O medo da multa – que podia chegar a 10 mil reais – levou as festas à escassez. Depois de 2017, se houvesse dois eventos universitários no mesmo dia, já podia ser considerado algo ousado. E tal como na história sempre vimos – que diante de crises econômicas profundas as pessoas buscam o “culpado” no lado mais vulnerável – a comunidade unespiana encontrou o seu problema.
O bauruense não unespiano passou a ser o Outro – aquele que não sendo do meio, era o estranho, o diferente, o que não se encaixa. Se antes as festas de república acolhiam, em maior ou menor grau, todas as pessoas, agora era diferente: pague R$5 se for unespiano, mas se for de fora, pague R$50.
O bauruense, começaram a dizer, é o incivilizado, o selvagem, aquele que inicia brigas nas festas e que assedia as mulheres. O bauruense é conservador, odeia universitário, e por isso a Lei Antifestas foi aprovada. Um problema que não existia ou que ao menos não era relevante até 2017, passou a assombrar a toda a UNESP.
A discriminação de unespianos contra bauruenses cresce na mesma medida em que as festas de repúblicas diminuem. E ai de quem questionar! Quaisquer críticas a esse sentimento resultam em uma defesa unida da comunidade unespiana contra a população de Bauru.
Da preocupação legítima com questões de gênero ao velho discurso contra a “inveja” de quem não passou no vestibular, passando por acusações de furtos, vários argumentos foram usados para defender a necessidade da exclusão. É claro que existiram vozes dentro da universidade em oposição a tal discurso, principalmente por parte daqueles unespianos que também eram bauruenses.
Era inegável que o clima havia mudado, e não para melhor. O que antes era um ambiente diverso, acolhedor, em que a conversa entre pessoas diferentes era incentivada, agora se tornava um espaço paranoico, às vezes elitista, e a todo momento ameaçado por uma eventual batida da polícia – que poderia fazer centenas de pessoas terem gasto dinheiro à toa, pois não seriam restituídos financeiramente.
O novo mercado universitário
E então os mortos se fizeram vivos, e outra vez a mão invisível se fez visível.
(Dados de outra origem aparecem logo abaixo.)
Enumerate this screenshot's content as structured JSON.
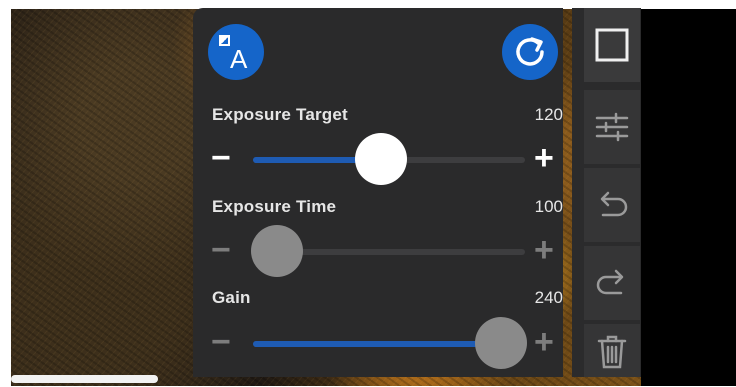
{
  "recording": {
    "progress": 1.0
  },
  "panel": {
    "auto_button": {
      "icon": "auto-exposure-icon",
      "letter": "A"
    },
    "reset_button": {
      "icon": "refresh-icon"
    },
    "sliders": [
      {
        "label": "Exposure Target",
        "value": "120",
        "position": 0.47,
        "active": true
      },
      {
        "label": "Exposure Time",
        "value": "100",
        "position": 0.09,
        "active": false
      },
      {
        "label": "Gain",
        "value": "240",
        "position": 0.91,
        "active": false
      }
    ]
  },
  "toolbar": {
    "items": [
      {
        "icon": "square-icon"
      },
      {
        "icon": "sliders-icon"
      },
      {
        "icon": "undo-icon"
      },
      {
        "icon": "redo-icon"
      },
      {
        "icon": "trash-icon"
      }
    ]
  },
  "colors": {
    "accent": "#1565c9",
    "slider_fill": "#1e5bb3",
    "panel": "#2a2a2b",
    "toolbar": "#2b2b2c"
  }
}
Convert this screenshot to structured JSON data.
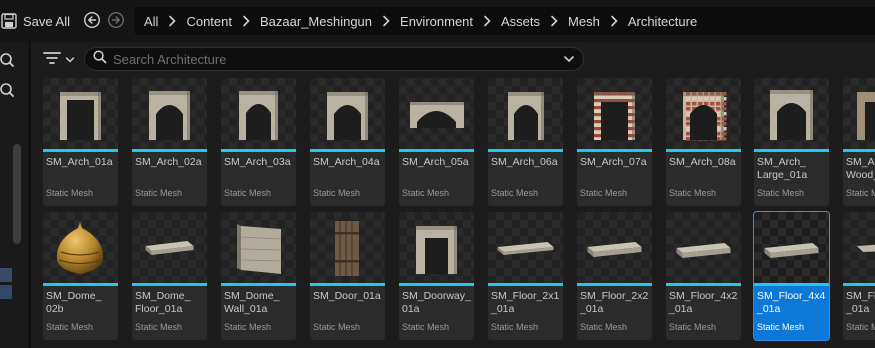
{
  "toolbar": {
    "save_all_label": "Save All",
    "back_icon": "back-arrow-icon",
    "forward_icon": "forward-arrow-icon"
  },
  "breadcrumb": [
    "All",
    "Content",
    "Bazaar_Meshingun",
    "Environment",
    "Assets",
    "Mesh",
    "Architecture"
  ],
  "search": {
    "placeholder": "Search Architecture",
    "value": ""
  },
  "assets": [
    {
      "name": "SM_Arch_01a",
      "type": "Static Mesh",
      "thumb": "arch-a"
    },
    {
      "name": "SM_Arch_02a",
      "type": "Static Mesh",
      "thumb": "arch-b"
    },
    {
      "name": "SM_Arch_03a",
      "type": "Static Mesh",
      "thumb": "arch-c"
    },
    {
      "name": "SM_Arch_04a",
      "type": "Static Mesh",
      "thumb": "arch-d"
    },
    {
      "name": "SM_Arch_05a",
      "type": "Static Mesh",
      "thumb": "arch-bridge"
    },
    {
      "name": "SM_Arch_06a",
      "type": "Static Mesh",
      "thumb": "arch-e"
    },
    {
      "name": "SM_Arch_07a",
      "type": "Static Mesh",
      "thumb": "arch-striped"
    },
    {
      "name": "SM_Arch_08a",
      "type": "Static Mesh",
      "thumb": "arch-brick"
    },
    {
      "name": "SM_Arch_\nLarge_01a",
      "type": "Static Mesh",
      "thumb": "arch-large"
    },
    {
      "name": "SM_A\nWood_",
      "type": "Static Mesh",
      "thumb": "arch-wood"
    },
    {
      "name": "SM_Dome_\n02b",
      "type": "Static Mesh",
      "thumb": "dome"
    },
    {
      "name": "SM_Dome_\nFloor_01a",
      "type": "Static Mesh",
      "thumb": "slab"
    },
    {
      "name": "SM_Dome_\nWall_01a",
      "type": "Static Mesh",
      "thumb": "wall"
    },
    {
      "name": "SM_Door_01a",
      "type": "Static Mesh",
      "thumb": "door"
    },
    {
      "name": "SM_Doorway_\n01a",
      "type": "Static Mesh",
      "thumb": "doorway"
    },
    {
      "name": "SM_Floor_2x1\n_01a",
      "type": "Static Mesh",
      "thumb": "floor-thin"
    },
    {
      "name": "SM_Floor_2x2\n_01a",
      "type": "Static Mesh",
      "thumb": "floor-2x2"
    },
    {
      "name": "SM_Floor_4x2\n_01a",
      "type": "Static Mesh",
      "thumb": "floor-4x2"
    },
    {
      "name": "SM_Floor_4x4\n_01a",
      "type": "Static Mesh",
      "thumb": "floor-4x4",
      "selected": true
    },
    {
      "name": "SM_Fl\n_01a",
      "type": "Static Mesh",
      "thumb": "floor-partial"
    }
  ],
  "colors": {
    "selection": "#0c78d8",
    "asset_type_bar": "#1ec8f0"
  }
}
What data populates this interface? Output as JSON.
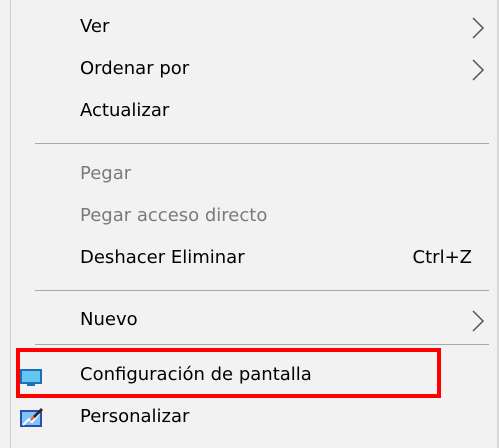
{
  "context_menu": {
    "items": [
      {
        "label": "Ver",
        "submenu": true,
        "enabled": true
      },
      {
        "label": "Ordenar por",
        "submenu": true,
        "enabled": true
      },
      {
        "label": "Actualizar",
        "submenu": false,
        "enabled": true
      },
      {
        "label": "Pegar",
        "submenu": false,
        "enabled": false
      },
      {
        "label": "Pegar acceso directo",
        "submenu": false,
        "enabled": false
      },
      {
        "label": "Deshacer Eliminar",
        "shortcut": "Ctrl+Z",
        "submenu": false,
        "enabled": true
      },
      {
        "label": "Nuevo",
        "submenu": true,
        "enabled": true
      },
      {
        "label": "Configuración de pantalla",
        "icon": "display-settings-icon",
        "submenu": false,
        "enabled": true,
        "highlighted": true
      },
      {
        "label": "Personalizar",
        "icon": "personalize-icon",
        "submenu": false,
        "enabled": true
      }
    ]
  },
  "colors": {
    "menu_background": "#f2f2f2",
    "separator": "#a8a8a8",
    "disabled_text": "#7a7a7a",
    "highlight_border": "#ff0000"
  }
}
As antigas casas noturnas desapareceram, e logo foram substituídas por novos espaços de lazer que, vejam só, estenderam com generosidade suas mãos aos universitários “órfãos”.
Grandes estabelecimentos firmaram parcerias com as repúblicas e atléticas, garantindo tudo do bom e do melhor, pelo preço certo. De grandes eventos às festas mais restritas, bares e baladas começaram a fornecer o mesmo serviço, mas agora dentro da nova legalidade e sob generosos patrocínios de famosas marcas empresariais.
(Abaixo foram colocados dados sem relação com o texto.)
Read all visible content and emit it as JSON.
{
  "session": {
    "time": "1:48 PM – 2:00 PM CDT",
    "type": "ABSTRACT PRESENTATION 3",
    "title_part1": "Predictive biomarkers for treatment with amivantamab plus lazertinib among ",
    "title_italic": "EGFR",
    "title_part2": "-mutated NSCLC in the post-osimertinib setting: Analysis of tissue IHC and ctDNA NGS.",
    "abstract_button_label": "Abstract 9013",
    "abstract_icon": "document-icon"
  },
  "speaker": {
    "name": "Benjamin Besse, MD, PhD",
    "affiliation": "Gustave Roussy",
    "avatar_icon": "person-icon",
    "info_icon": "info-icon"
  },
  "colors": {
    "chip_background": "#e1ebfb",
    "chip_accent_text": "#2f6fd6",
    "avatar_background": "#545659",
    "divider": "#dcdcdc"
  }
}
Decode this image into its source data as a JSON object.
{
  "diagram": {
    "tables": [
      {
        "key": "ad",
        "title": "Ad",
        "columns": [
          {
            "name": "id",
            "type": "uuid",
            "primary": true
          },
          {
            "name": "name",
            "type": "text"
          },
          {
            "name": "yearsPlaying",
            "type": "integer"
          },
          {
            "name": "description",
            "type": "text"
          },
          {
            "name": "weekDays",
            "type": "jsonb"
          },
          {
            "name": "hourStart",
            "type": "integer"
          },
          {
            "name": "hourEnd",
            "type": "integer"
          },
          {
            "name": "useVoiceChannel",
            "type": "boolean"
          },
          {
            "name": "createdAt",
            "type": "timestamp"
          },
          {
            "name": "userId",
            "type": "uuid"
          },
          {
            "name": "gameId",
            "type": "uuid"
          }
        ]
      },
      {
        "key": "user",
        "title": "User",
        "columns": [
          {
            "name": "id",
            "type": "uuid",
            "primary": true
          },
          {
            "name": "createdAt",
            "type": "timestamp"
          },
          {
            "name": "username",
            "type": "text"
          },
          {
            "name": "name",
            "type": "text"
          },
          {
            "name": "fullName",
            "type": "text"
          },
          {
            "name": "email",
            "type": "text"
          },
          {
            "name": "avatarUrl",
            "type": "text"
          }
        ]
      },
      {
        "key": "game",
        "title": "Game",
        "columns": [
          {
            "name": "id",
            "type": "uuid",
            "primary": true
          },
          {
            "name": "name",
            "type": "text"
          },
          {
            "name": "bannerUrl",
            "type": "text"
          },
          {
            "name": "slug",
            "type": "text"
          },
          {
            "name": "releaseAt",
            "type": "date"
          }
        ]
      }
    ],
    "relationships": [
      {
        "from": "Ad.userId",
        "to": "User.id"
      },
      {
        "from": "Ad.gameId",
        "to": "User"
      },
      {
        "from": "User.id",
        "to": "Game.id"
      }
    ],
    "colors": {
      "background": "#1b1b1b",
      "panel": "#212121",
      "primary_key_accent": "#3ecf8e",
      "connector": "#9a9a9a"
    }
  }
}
O que antes era uma força social descentralizada e espontânea logo se tornou um mercado bastante lucrativo. Se antes poderíamos ter festas de repúblicas de esquerda, progressistas e feministas com um clima interno inclusivo e humano, agora todas as festas estavam sendo reduzidas a clubes fechados ou eventos mercantilizados.
Não por acaso, já em 2017, Bauru hospedou o Interunesp e seus grandes eventos open bar, para o desgosto dos conservadores e sob os aplausos de políticos e empresários, os mesmos que aprovaram a Lei Antifestas. E foi nesse espírito que, no ano de 2019, os blocos de carnaval privados foram permitidos, enquanto na avenida Nações Unidas o bloquinho mais popular foi encerrado sob bombas e gás lacrimogêneo.
E agora?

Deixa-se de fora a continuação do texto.